Convém dizer que esta mesma idéia é tanto adotada por cientistas, como Grof (1988),
LeShan (1993), Goswami (1998) quanto por teólogos, como Leonardo Boff (1994) e Frei
Betto (Boff & Betto, 1995) e místicos (Satya Sai Baba), por exemplo. Aliás, já Einstein
dizia que "Ciência sem religião é cega; religião sem ciência é paralítica"... Por isso, é
bom ter cuidado com as exaltações ou radicalismos de ambos os lados, tanto da ciência
extremamente mecanicista, quanto a de pseudo-místicos que pipocam à torto e a direito
por todas as partes... O que se pretende é se erigir pontes para a troca interdisciplinar de
conhecimentos e se chegar a um entendimento o mais abrangente e unitivo possível de
nossa realidade, não uma mistura inconsequente de disciplinas.

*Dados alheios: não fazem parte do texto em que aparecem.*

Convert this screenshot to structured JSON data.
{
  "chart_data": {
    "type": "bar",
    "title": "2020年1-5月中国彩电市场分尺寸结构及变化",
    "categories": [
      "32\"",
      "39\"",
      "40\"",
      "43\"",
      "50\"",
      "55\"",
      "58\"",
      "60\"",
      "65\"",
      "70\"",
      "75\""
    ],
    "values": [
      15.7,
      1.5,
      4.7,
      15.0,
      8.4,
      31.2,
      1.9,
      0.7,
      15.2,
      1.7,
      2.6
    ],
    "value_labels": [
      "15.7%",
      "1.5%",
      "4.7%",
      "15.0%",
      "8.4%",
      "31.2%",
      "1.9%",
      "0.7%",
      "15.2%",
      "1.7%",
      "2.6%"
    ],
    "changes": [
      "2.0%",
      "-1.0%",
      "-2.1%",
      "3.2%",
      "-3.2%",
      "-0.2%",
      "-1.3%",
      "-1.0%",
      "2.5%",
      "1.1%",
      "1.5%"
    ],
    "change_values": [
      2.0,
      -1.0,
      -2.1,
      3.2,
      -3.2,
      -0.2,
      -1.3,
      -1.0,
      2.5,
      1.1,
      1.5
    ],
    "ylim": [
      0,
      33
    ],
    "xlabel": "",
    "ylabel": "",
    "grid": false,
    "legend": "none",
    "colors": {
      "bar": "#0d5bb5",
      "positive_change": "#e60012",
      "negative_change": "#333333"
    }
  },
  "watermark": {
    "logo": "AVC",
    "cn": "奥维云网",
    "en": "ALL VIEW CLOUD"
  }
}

O grande sucesso, porém, alcançado por O Tao da Física e o contato com várias pessoas
em palestras e aulas, levaram Capra a perceber uma sutil realidade: não era a relação
descritiva dos avanços da ciência, em si, e nem a descrição dos insights dos místicos que
mais tocavam as pessoas ao lerem O Tao da Física, era um algo mais : "o reconhecimento
das semelhanças entre a física moderna e o misticismo oriental faz parte de um
movimento muito maior, de uma mudança fundamental de visões de mundo, ou
paradigmas, na ciência e na sociedade, que agora estão se manifestando por toda a
Europa e América, e que implica uma profunda transformação cultural. Esta
transformação, esta profunda mudança de consciência, é o que as pessoas sentiram
intuitivamente nas últimas duas ou três décadas, e é por isso que O Tao da Física tangeu
uma corda tão sensível" (Capra, 1995, p. 241).